Yesterday at the bookstore, I'd picked up a biography of Caravaggio and turned to find Julian holding the exact same book, both of us reaching for it at the same moment. We'd laughed, and he'd kissed me right there between the shelves, murmuring against my lips, "Great minds."
It was in smaller things too. The way he'd adjust the pillow behind my back before I even realized I was uncomfortable. The way I'd started keeping mints in my purse because I knew he liked them. How he'd reach for my hand at the exact moment I reached for his, our fingers finding each other with unerring accuracy even in darkness.
This—this ability to anticipate each other, to move in harmony without discussion—it felt like the most profound intimacy I'd ever experienced. More intimate, somehow, than sex. Because it meant we were paying attention. Really paying attention to each other in a way that went beyond words or conscious thought.
And right now, Julian was planning something. Something big.
And somehow, I knew exactly what it was.
An hour passed. Then another.
I fed Ghost, changed into comfortable clothes, tried to read. But the anticipation kept building, thrumming through my veins like electricity.
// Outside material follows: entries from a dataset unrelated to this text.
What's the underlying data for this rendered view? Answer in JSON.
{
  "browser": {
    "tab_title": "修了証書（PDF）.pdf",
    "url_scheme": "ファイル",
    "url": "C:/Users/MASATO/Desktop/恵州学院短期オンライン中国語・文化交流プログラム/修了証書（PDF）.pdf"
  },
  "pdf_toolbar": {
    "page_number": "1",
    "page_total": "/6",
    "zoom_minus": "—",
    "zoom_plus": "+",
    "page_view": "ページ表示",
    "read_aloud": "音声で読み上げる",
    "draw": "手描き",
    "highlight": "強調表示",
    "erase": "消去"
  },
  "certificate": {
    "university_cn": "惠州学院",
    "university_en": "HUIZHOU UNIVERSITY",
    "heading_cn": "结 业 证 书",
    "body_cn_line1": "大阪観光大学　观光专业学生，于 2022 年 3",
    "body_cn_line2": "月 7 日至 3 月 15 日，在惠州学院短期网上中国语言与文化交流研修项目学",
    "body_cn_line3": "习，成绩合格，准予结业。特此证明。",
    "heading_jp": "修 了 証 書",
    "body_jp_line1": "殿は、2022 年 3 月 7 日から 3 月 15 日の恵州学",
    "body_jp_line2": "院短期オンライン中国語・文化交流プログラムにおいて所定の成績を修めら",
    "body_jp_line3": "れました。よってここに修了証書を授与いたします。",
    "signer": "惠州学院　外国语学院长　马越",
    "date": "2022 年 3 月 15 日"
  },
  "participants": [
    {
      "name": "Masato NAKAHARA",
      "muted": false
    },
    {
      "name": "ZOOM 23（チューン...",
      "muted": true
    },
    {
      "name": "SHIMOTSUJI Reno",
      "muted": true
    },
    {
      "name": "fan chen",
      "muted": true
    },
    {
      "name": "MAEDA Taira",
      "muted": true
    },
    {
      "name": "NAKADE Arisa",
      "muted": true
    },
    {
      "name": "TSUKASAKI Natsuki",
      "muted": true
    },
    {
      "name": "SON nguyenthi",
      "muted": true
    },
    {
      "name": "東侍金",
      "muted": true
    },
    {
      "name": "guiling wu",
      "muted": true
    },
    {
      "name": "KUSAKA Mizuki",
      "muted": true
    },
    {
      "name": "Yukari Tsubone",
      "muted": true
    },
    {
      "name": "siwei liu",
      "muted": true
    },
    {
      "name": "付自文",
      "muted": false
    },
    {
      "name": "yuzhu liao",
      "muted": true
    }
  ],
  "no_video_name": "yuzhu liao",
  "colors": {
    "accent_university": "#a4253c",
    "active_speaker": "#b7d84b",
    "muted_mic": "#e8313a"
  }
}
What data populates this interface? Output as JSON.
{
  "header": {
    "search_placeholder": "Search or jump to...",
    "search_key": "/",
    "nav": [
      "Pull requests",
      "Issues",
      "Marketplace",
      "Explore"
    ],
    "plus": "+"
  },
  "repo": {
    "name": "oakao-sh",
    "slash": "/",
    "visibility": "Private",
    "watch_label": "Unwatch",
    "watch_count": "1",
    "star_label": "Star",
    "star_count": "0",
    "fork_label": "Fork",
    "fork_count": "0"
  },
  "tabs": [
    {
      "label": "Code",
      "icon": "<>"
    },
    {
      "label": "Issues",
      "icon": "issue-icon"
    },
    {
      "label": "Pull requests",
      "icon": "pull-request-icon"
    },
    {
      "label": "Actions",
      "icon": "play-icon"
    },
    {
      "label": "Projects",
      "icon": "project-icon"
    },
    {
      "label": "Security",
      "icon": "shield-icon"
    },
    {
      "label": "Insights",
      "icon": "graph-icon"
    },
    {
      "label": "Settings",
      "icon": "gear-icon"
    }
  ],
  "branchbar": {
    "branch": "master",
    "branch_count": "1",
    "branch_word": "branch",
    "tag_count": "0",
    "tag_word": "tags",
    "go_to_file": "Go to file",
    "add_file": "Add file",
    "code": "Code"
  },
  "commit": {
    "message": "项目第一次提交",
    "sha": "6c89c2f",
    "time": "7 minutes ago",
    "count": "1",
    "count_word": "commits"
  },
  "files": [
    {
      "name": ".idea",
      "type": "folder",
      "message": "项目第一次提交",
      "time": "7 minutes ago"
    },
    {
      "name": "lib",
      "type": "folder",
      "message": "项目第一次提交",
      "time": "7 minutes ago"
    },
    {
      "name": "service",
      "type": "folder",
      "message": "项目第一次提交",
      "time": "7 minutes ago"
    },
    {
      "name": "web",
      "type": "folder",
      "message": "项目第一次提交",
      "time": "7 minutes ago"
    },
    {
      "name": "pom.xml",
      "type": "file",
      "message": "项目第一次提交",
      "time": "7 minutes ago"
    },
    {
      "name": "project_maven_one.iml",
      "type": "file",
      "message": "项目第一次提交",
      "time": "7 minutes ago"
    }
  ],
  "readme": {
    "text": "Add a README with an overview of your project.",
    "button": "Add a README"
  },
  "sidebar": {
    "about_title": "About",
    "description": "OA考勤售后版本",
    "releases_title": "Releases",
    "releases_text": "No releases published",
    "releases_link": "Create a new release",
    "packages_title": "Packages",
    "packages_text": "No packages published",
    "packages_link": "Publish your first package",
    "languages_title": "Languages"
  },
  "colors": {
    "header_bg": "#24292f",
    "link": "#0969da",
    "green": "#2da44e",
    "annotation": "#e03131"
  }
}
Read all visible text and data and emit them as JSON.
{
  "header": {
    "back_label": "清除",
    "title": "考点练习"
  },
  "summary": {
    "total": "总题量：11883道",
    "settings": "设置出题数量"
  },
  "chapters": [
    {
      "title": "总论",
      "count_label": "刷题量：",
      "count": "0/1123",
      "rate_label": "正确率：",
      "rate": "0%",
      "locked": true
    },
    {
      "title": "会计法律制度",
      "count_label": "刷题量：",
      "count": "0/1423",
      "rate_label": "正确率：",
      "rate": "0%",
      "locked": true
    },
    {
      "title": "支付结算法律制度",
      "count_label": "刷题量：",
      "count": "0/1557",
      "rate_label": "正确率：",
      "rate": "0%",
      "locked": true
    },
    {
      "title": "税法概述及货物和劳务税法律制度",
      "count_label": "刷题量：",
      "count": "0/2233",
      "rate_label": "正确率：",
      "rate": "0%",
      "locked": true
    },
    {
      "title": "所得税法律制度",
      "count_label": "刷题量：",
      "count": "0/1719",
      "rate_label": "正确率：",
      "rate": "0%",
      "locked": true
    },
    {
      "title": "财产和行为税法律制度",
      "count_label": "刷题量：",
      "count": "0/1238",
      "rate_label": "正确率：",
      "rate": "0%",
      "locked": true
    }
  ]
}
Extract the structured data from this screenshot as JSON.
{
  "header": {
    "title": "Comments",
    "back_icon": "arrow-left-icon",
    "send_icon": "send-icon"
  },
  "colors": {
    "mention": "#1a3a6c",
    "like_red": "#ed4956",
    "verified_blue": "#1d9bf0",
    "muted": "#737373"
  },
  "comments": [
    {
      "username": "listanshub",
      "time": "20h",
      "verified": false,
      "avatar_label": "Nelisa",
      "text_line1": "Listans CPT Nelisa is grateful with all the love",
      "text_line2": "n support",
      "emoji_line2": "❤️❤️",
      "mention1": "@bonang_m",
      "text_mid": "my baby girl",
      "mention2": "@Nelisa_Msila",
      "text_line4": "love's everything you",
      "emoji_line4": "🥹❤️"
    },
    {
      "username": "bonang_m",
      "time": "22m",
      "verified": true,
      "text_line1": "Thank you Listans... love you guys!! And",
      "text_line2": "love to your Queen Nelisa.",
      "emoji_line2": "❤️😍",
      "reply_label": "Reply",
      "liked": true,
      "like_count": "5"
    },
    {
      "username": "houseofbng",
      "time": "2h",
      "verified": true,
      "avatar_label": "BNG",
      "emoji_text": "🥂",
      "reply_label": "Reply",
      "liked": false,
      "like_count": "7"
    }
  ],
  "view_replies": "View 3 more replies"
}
Finally, I heard the elevator. Julian's key in the lock.
But when the door opened, he didn't come inside. Just stood in the doorway, watching me with an expression I couldn't quite read.
"Why are we going to my place?" I asked, even though I thought I knew.
Julian's smile was enigmatic. "Haven't been there in a while. Thought we should check on it. Make sure everything's okay."
It was a flimsy excuse. We both knew it.
But I grabbed my purse and followed him to the car anyway. Because whatever he was planning, I wanted to see it through.